The ultra-rare five-point play gave the No. 20 team in the nation an improbable 87-86 victory.

“There’s nothing to say to the guys after a game like that,” Kruger told the Las Vegas Sun postgame. “There’s nothing you can tell an athlete and a player after that. You’ve just got to tell them you love them, and they’ve got to keep working hard. Nothing makes you feel better after that.”

Another aberration came just seven days later when Air Force came to Sin City and laid a 32-point loss on the Rebels. The Falcons, who are tied for last place in the Mountain West standings, hit 14 three-pointers while shooting 55.4% from the field in that 90-58 rout.

UNLV has since won two straight over San Jose State and Fresno State.

"The Air Force game is a little bit of an anomaly, which Air Force can do that to you at times if you're not quite right," Linder said. "But, you can tell they're playing with confidence."

With guard Justin Webster on the sidelines for the foreseeable future with an ankle injury, Linder said the Rebels have utilized a much bigger lineup, starting three forwards: Rob Whaley and twin brothers Kalib and Keylan Boone. That trio all stands above 6-foot-8.

Kalib Boone is second in the conference in field-goal percentage, connecting on .622 of his shots. He's the Rebels leading scorer, too, averaging 13 points per game. The senior is also the third-best shot blocker in the league with 31 swats in 19 games.

What really has Linder's antenna up is the way UNLV makes its opponents pay for mistakes. In that 78-69 win Tuesday night in Fresno, the visitors turned 21 turnovers into 18 points, seven of which came on the fast break. The Rebels are a plus-3 in turnover margin, forcing 14 takeaways a game.

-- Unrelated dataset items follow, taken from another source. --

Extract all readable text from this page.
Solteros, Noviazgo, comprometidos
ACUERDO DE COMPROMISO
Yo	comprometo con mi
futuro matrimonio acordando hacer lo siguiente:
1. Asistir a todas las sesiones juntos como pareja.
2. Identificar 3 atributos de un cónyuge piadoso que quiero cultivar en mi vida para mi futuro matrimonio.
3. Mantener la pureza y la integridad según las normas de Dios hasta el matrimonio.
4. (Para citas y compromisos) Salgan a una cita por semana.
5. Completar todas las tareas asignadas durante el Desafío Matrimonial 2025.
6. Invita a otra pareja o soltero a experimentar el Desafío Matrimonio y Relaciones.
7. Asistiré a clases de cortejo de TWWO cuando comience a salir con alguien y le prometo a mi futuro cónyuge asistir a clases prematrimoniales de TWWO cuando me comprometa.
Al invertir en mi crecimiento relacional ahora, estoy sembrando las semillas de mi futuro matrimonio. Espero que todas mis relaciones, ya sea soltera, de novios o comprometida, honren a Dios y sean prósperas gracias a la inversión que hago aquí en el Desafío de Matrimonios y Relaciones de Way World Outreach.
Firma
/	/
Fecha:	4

Though Wyoming has cleaned up its act of late in that department, it's still second to last in the league, averaging 14 giveaways a night.

"They present a lot of challenges, but you can't turn the ball over," Linder said. "Fresno turned the ball over, kind of like us against New Mexico -- 22 or 23 times in that game -- and do the math and they turn into the Runnin' Rebels at home. They get out in transition, and then they get really hard to guard."

While it's easy to focus on this extended dry spell in the Nevada desert, Linder does have a win over the Rebels in this building. It was a crucial one, too. With a berth in the NCAA Tournament on the line, Wyoming escaped with a 59-56 win in the opening round of the conference tournament in 2022.

"For us, it's just, it's the next game," Linder added. "Hopefully we can just find a way to give ourselves a chance. You have to withstand some runs, and to be able to negate some of those runs. Those are some of the things, you know, taking care of the ball and not allowing second-chance opportunities, because they really take advantage of that at home."